The next morning Mr. Noland took Stubby away out into the country with him in his auto, and Nellie carried Button over to her friend's to show her the big, fine cat she had found out on the rocks. Consequently Billy was left alone to amuse himself as best he could.
He wandered around for a while and at last went down to the lake and took a swim, coming out as clean and white as a fresh bale of cotton. Then not knowing what to do with himself, he decided to go up into the town and see how it looked to him. Not being a very large town, he had no difficulty in locating the main street and then the largest church, the movie theater and the schoolhouse.

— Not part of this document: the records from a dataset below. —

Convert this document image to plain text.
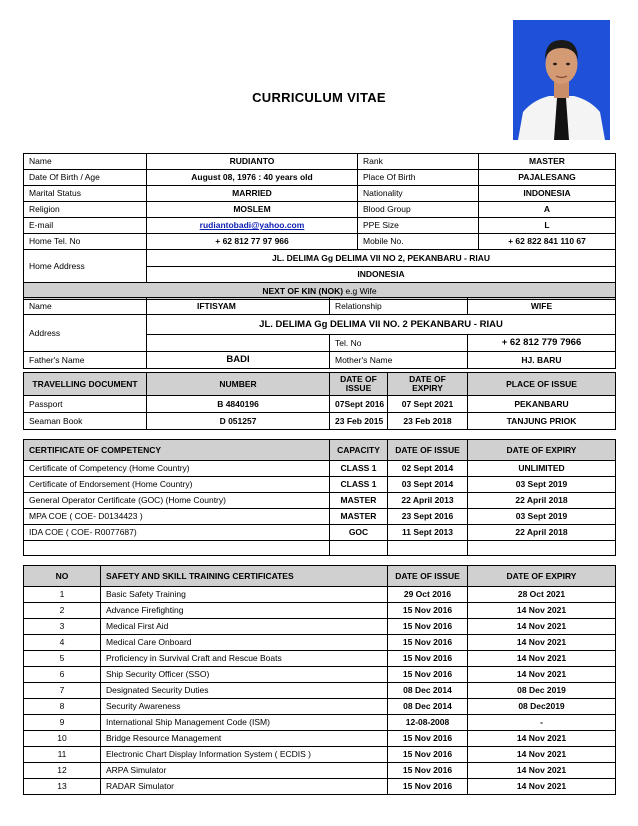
CURRICULUM VITAE
Name	RUDIANTO	Rank	MASTER
Date Of Birth / Age	August 08, 1976 : 40 years old	Place Of Birth	PAJALESANG
Marital Status	MARRIED	Nationality	INDONESIA
Religion	MOSLEM	Blood Group	A
E-mail	rudiantobadi@yahoo.com	PPE Size	L
Home Tel. No	+ 62 812 77 97 966	Mobile No.	+ 62 822 841 110 67
Home Address	JL. DELIMA Gg DELIMA VII NO 2, PEKANBARU - RIAU		
	INDONESIA		
NEXT OF KIN (NOK) e.g Wife			
Name	IFTISYAM	Relationship	WIFE
Address	JL. DELIMA Gg DELIMA VII NO. 2 PEKANBARU - RIAU		
		Tel. No	+ 62 812 779 7966
Father's Name	BADI	Mother's Name	HJ. BARU
TRAVELLING DOCUMENT	NUMBER	DATE OF ISSUE	DATE OF EXPIRY	PLACE OF ISSUE
Passport	B 4840196	07Sept 2016	07 Sept 2021	PEKANBARU
Seaman Book	D 051257	23 Feb 2015	23 Feb 2018	TANJUNG PRIOK
CERTIFICATE OF COMPETENCY	CAPACITY	DATE OF ISSUE	DATE OF EXPIRY
Certificate of Competency (Home Country)	CLASS 1	02 Sept 2014	UNLIMITED
Certificate of Endorsement (Home Country)	CLASS 1	03 Sept 2014	03 Sept 2019
General Operator Certificate (GOC) (Home Country)	MASTER	22 April 2013	22 April 2018
MPA COE ( COE- D0134423 )	MASTER	23 Sept 2016	03 Sept 2019
IDA COE ( COE- R0077687)	GOC	11 Sept 2013	22 April 2018

NO	SAFETY AND SKILL TRAINING CERTIFICATES	DATE OF ISSUE	DATE OF EXPIRY
1	Basic Safety Training	29 Oct 2016	28 Oct 2021
2	Advance Firefighting	15 Nov 2016	14 Nov 2021
3	Medical First Aid	15 Nov 2016	14 Nov 2021
4	Medical Care Onboard	15 Nov 2016	14 Nov 2021
5	Proficiency in Survival Craft and Rescue Boats	15 Nov 2016	14 Nov 2021
6	Ship Security Officer (SSO)	15 Nov 2016	14 Nov 2021
7	Designated Security Duties	08 Dec 2014	08 Dec 2019
8	Security Awareness	08 Dec 2014	08 Dec2019
9	International Ship Management Code (ISM)	12-08-2008	-
10	Bridge Resource Management	15 Nov 2016	14 Nov 2021
11	Electronic Chart Display Information System ( ECDIS )	15 Nov 2016	14 Nov 2021
12	ARPA Simulator	15 Nov 2016	14 Nov 2021
13	RADAR Simulator	15 Nov 2016	14 Nov 2021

As he walked down the street, he stopped to help himself to a peach here and a plum there at the different fruit stands, as well as to several bunches of asparagus and a peck or two of green peas that he saw in baskets outside the grocery stores.

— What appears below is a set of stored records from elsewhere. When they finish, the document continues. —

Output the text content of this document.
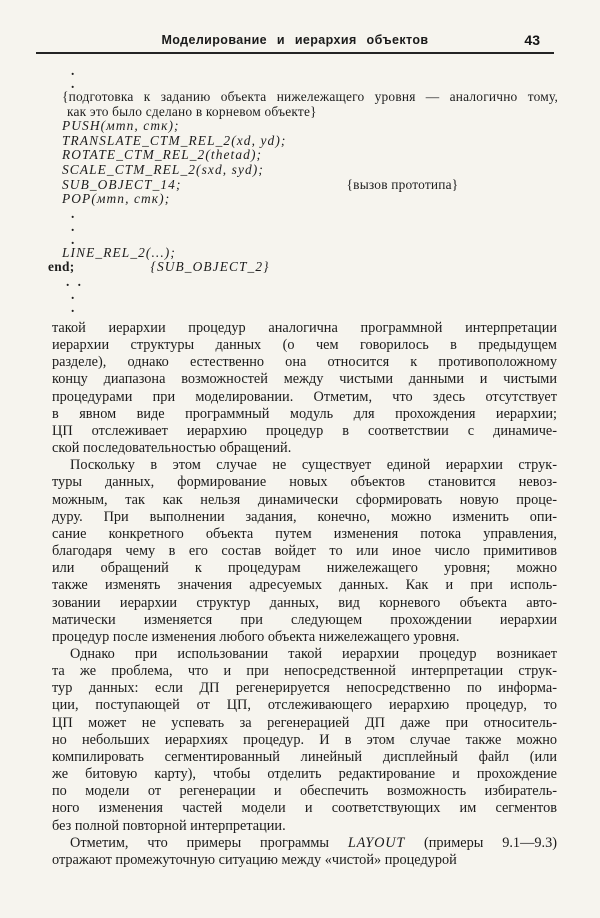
Моделирование и иерархия объектов	43
.
.
{подготовка к заданию объекта нижележащего уровня — аналогично тому,
как это было сделано в корневом объекте}
PUSH(мтп, стк);
TRANSLATE_CTM_REL_2(xd, yd);
ROTATE_CTM_REL_2(thetad);
SCALE_CTM_REL_2(sxd, syd);
SUB_OBJECT_14;	{вызов прототипа}
POP(мтп, стк);
.
.
.
LINE_REL_2(...);
end;	{SUB_OBJECT_2}
. .
.
.
такой иерархии процедур аналогична программной интерпретации
иерархии структуры данных (о чем говорилось в предыдущем
разделе), однако естественно она относится к противоположному
концу диапазона возможностей между чистыми данными и чистыми
процедурами при моделировании. Отметим, что здесь отсутствует
в явном виде программный модуль для прохождения иерархии;
ЦП отслеживает иерархию процедур в соответствии с динамиче-
ской последовательностью обращений.
Поскольку в этом случае не существует единой иерархии струк-
туры данных, формирование новых объектов становится невоз-
можным, так как нельзя динамически сформировать новую проце-
дуру. При выполнении задания, конечно, можно изменить опи-
сание конкретного объекта путем изменения потока управления,
благодаря чему в его состав войдет то или иное число примитивов
или обращений к процедурам нижележащего уровня; можно
также изменять значения адресуемых данных. Как и при исполь-
зовании иерархии структур данных, вид корневого объекта авто-
матически изменяется при следующем прохождении иерархии
процедур после изменения любого объекта нижележащего уровня.
Однако при использовании такой иерархии процедур возникает
та же проблема, что и при непосредственной интерпретации струк-
тур данных: если ДП регенерируется непосредственно по информа-
ции, поступающей от ЦП, отслеживающего иерархию процедур, то
ЦП может не успевать за регенерацией ДП даже при относитель-
но небольших иерархиях процедур. И в этом случае также можно
компилировать сегментированный линейный дисплейный файл (или
же битовую карту), чтобы отделить редактирование и прохождение
по модели от регенерации и обеспечить возможность избиратель-
ного изменения частей модели и соответствующих им сегментов
без полной повторной интерпретации.
Отметим, что примеры программы LAYOUT (примеры 9.1—9.3)
отражают промежуточную ситуацию между «чистой» процедурой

When he reached the schoolhouse he found it was recess time and all the children were out in the yard playing tag, leap frog,crack-the-whip and such games as children always play at school. Billy stood watching them for some time and as they seemed to be having such great fun, he thought he would go in and join in a game of pussy-wants-a-corner he saw four or five girls and boys playing. Much to the surprise of this group, the first thing they knew a big, white goat was running from tree to tree to get an empty corner just as they were doing. At first they were so astonished that they stopped playing, but soon they went on as Billy kept running from tree to tree, frisking his little paint brush of a tail and kicking up his legs with glee. You remember he had lost part of his tail in France in the war where it was blown off by a bomb which had sent him flying up in the air.

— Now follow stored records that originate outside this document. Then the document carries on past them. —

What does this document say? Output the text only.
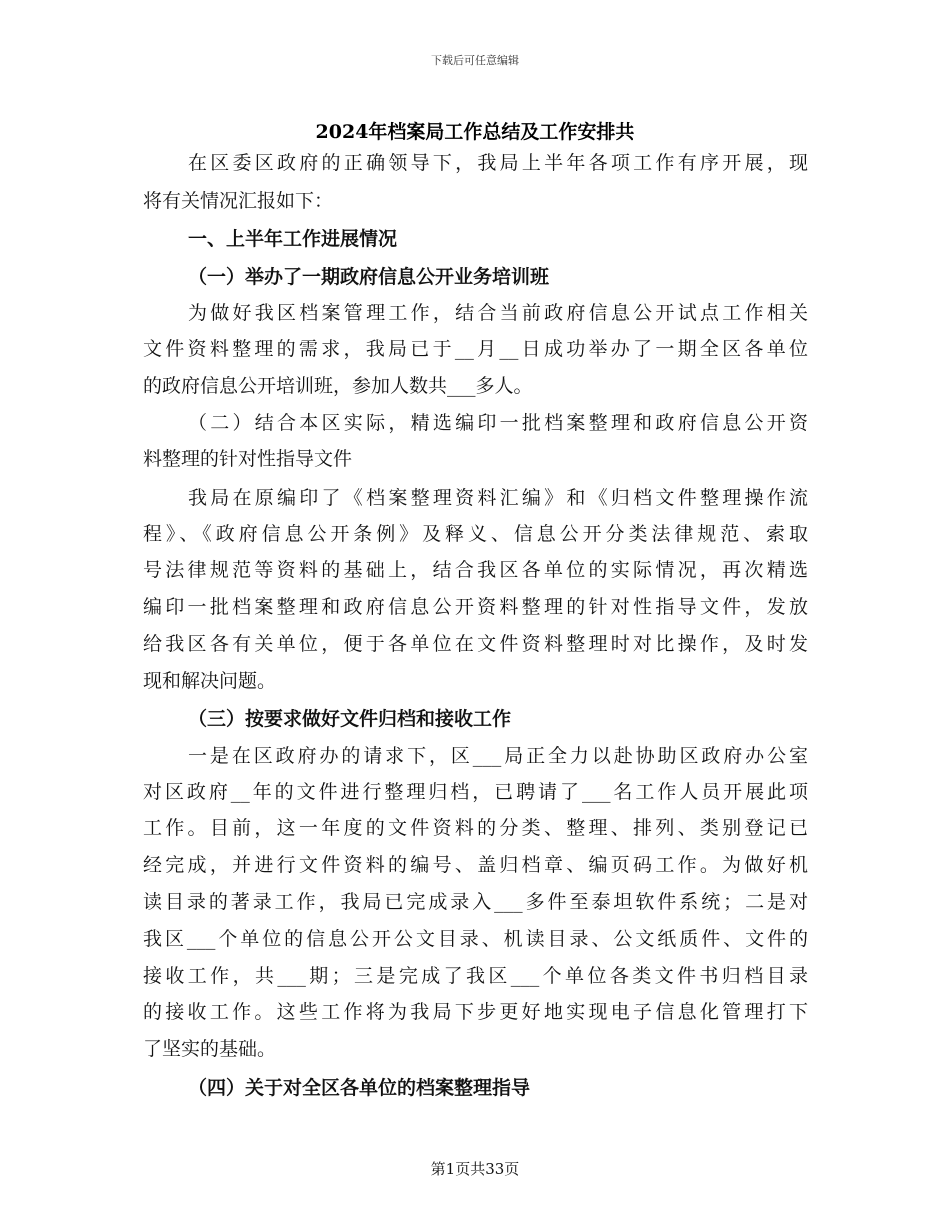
下载后可任意编辑
2024年档案局工作总结及工作安排共
在区委区政府的正确领导下，我局上半年各项工作有序开展，现
将有关情况汇报如下：
一、上半年工作进展情况
（一）举办了一期政府信息公开业务培训班
为做好我区档案管理工作，结合当前政府信息公开试点工作相关
文件资料整理的需求，我局已于__月__日成功举办了一期全区各单位
的政府信息公开培训班，参加人数共___多人。
（二）结合本区实际，精选编印一批档案整理和政府信息公开资
料整理的针对性指导文件
我局在原编印了《档案整理资料汇编》和《归档文件整理操作流
程》、《政府信息公开条例》及释义、信息公开分类法律规范、索取
号法律规范等资料的基础上，结合我区各单位的实际情况，再次精选
编印一批档案整理和政府信息公开资料整理的针对性指导文件，发放
给我区各有关单位，便于各单位在文件资料整理时对比操作，及时发
现和解决问题。
（三）按要求做好文件归档和接收工作
一是在区政府办的请求下，区___局正全力以赴协助区政府办公室
对区政府__年的文件进行整理归档，已聘请了___名工作人员开展此项
工作。目前，这一年度的文件资料的分类、整理、排列、类别登记已
经完成，并进行文件资料的编号、盖归档章、编页码工作。为做好机
读目录的著录工作，我局已完成录入___多件至泰坦软件系统；二是对
我区___个单位的信息公开公文目录、机读目录、公文纸质件、文件的
接收工作，共___期；三是完成了我区___个单位各类文件书归档目录
的接收工作。这些工作将为我局下步更好地实现电子信息化管理打下
了坚实的基础。
（四）关于对全区各单位的档案整理指导
第1页共33页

Presently all the children had stopped their games to watch Billy play pussy-wants-a-corner. He was just beginning to grow tired of the sport when the school bell pealed out that recess was over and all the children ran to form in line to march back to their rooms. Each room had a separate line of its own. When Billy saw this, he too went and stood in line. As he knew nothing about the different rooms, he selected a line in which stood a pretty little girl with yellow hair hanging in long braids down her back. She was the last one in the line, and being very busy talking to the little girl just in front of her, she did not notice that any one was standing behind her.